Achter glas

Wegens de in België vrij strenge covid-19 maatregelen is het heel moeilijk en vaak onmogelijk geworden om onze ouders en grootouders, die eenzaam zitten te verpieteren in sterfhuizen, te bezoeken.
Tijdens een video call die ik vandaag had met een cliënte, vertelde die me dat ze haar oma onder strikte Corona maatregelen voor de eerste keer sedert acht weken lockdown had gezien. Ze verlangden allebei enorm naar dat contact. Toch overwoog mijn cliënte om niet meer terug te gaan. Waarom ze het bij dit ene bezoekje wilde laten? Kijk, haar oma was toch zo verdrietig geweest toen het afscheid naderde.

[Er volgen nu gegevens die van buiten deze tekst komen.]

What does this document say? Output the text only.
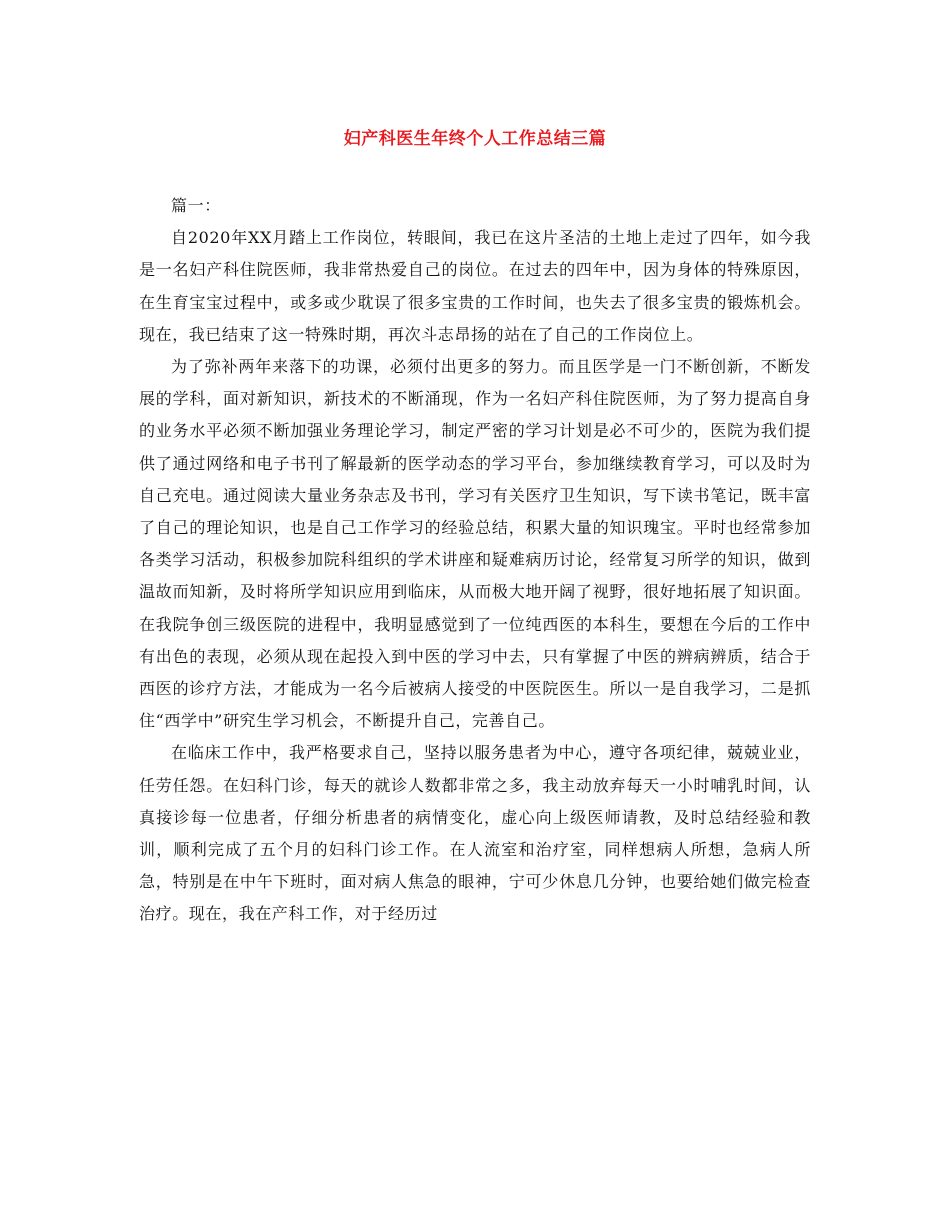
妇产科医生年终个人工作总结三篇

篇一：

自2020年XX月踏上工作岗位，转眼间，我已在这片圣洁的土地上走过了四年，如今我是一名妇产科住院医师，我非常热爱自己的岗位。在过去的四年中，因为身体的特殊原因，在生育宝宝过程中，或多或少耽误了很多宝贵的工作时间，也失去了很多宝贵的锻炼机会。现在，我已结束了这一特殊时期，再次斗志昂扬的站在了自己的工作岗位上。

为了弥补两年来落下的功课，必须付出更多的努力。而且医学是一门不断创新，不断发展的学科，面对新知识，新技术的不断涌现，作为一名妇产科住院医师，为了努力提高自身的业务水平必须不断加强业务理论学习，制定严密的学习计划是必不可少的，医院为我们提供了通过网络和电子书刊了解最新的医学动态的学习平台，参加继续教育学习，可以及时为自己充电。通过阅读大量业务杂志及书刊，学习有关医疗卫生知识，写下读书笔记，既丰富了自己的理论知识，也是自己工作学习的经验总结，积累大量的知识瑰宝。平时也经常参加各类学习活动，积极参加院科组织的学术讲座和疑难病历讨论，经常复习所学的知识，做到温故而知新，及时将所学知识应用到临床，从而极大地开阔了视野，很好地拓展了知识面。在我院争创三级医院的进程中，我明显感觉到了一位纯西医的本科生，要想在今后的工作中有出色的表现，必须从现在起投入到中医的学习中去，只有掌握了中医的辨病辨质，结合于西医的诊疗方法，才能成为一名今后被病人接受的中医院医生。所以一是自我学习，二是抓住“西学中”研究生学习机会，不断提升自己，完善自己。

在临床工作中，我严格要求自己，坚持以服务患者为中心，遵守各项纪律，兢兢业业，任劳任怨。在妇科门诊，每天的就诊人数都非常之多，我主动放弃每天一小时哺乳时间，认真接诊每一位患者，仔细分析患者的病情变化，虚心向上级医师请教，及时总结经验和教训，顺利完成了五个月的妇科门诊工作。在人流室和治疗室，同样想病人所想，急病人所急，特别是在中午下班时，面对病人焦急的眼神，宁可少休息几分钟，也要给她们做完检查治疗。现在，我在产科工作，对于经历过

Dit deed me denken aan een voorval, lang geleden in het ziekenhuis. Ons dochtertje was op dag drie met spoed in de couveuse beland. Er volgde een volledige bloedtransfusie en verder was het afwachten of het goed zou komen. Bange dagen volgden. De couveuse afdeling lag direct bij mij om de hoek. Mijn kamer was de meest nabije van de hele gang. Als de verpleegsters de telefoon bij de couveuse hielden en ik de geluidjes van mijn wakker wordende dochter hoorde, stond ik binnen de minuut bij haar, zachtjes tegen haar pratend, mijn handen rustten in de couveuse op haar lijfje tot ze helemaal tevreden was. Vaak moest ik echter plaats ruimen voor de meer gespecialiseerde zorg, die ik niet kon geven. De verpleging, dat voelde ik wel aan, had daar liever geen pottenkijkers bij. Ik werkte mee, zij het met zwaar hart. Groot was dan ook mijn schrik toen mij voorgesteld werd om minder te komen. Mijn kleintje ‘bleef zo lang onrustig als ik weer weg was ze leek me wel te zoeken’ werd er gezegd.
PRACHTIG! Ondanks de hoge muren die plots tussen ons prille moeder-dochtercontact waren opgetrokken, ontstond er dus hechting bij haar; er was iets niet in orde als mama er niet was. Ze leerde wat het was om iemand te missen en diegene dan weer terug te vinden. En ja, pijn en rouw zijn de keerzijde van hechting. De gevolgen van je niet mogen hechten zijn echter veel desastreuzer. “Minder komen?”, zei ik dan ook, “Geen sprake van. Ik wil haar juist nog vaker zien. Alle wakkere momenten wil ik vanaf nu bij haar zijn.” Dat is de invulling van een heel normale, mooie en levensreddende behoefte van een pasgeboren kind, zeker bij pijn en ziekte. Mijn uitleg werd geaccepteerd en bijgevolg ook mijn veelvuldige aanwezigheid. Als ze wakker was tenminste, want ze sliep met een gerust hartje steeds vele genezende uren achter elkaar door. Een engel van een baby. Geen enkele onrust meer. 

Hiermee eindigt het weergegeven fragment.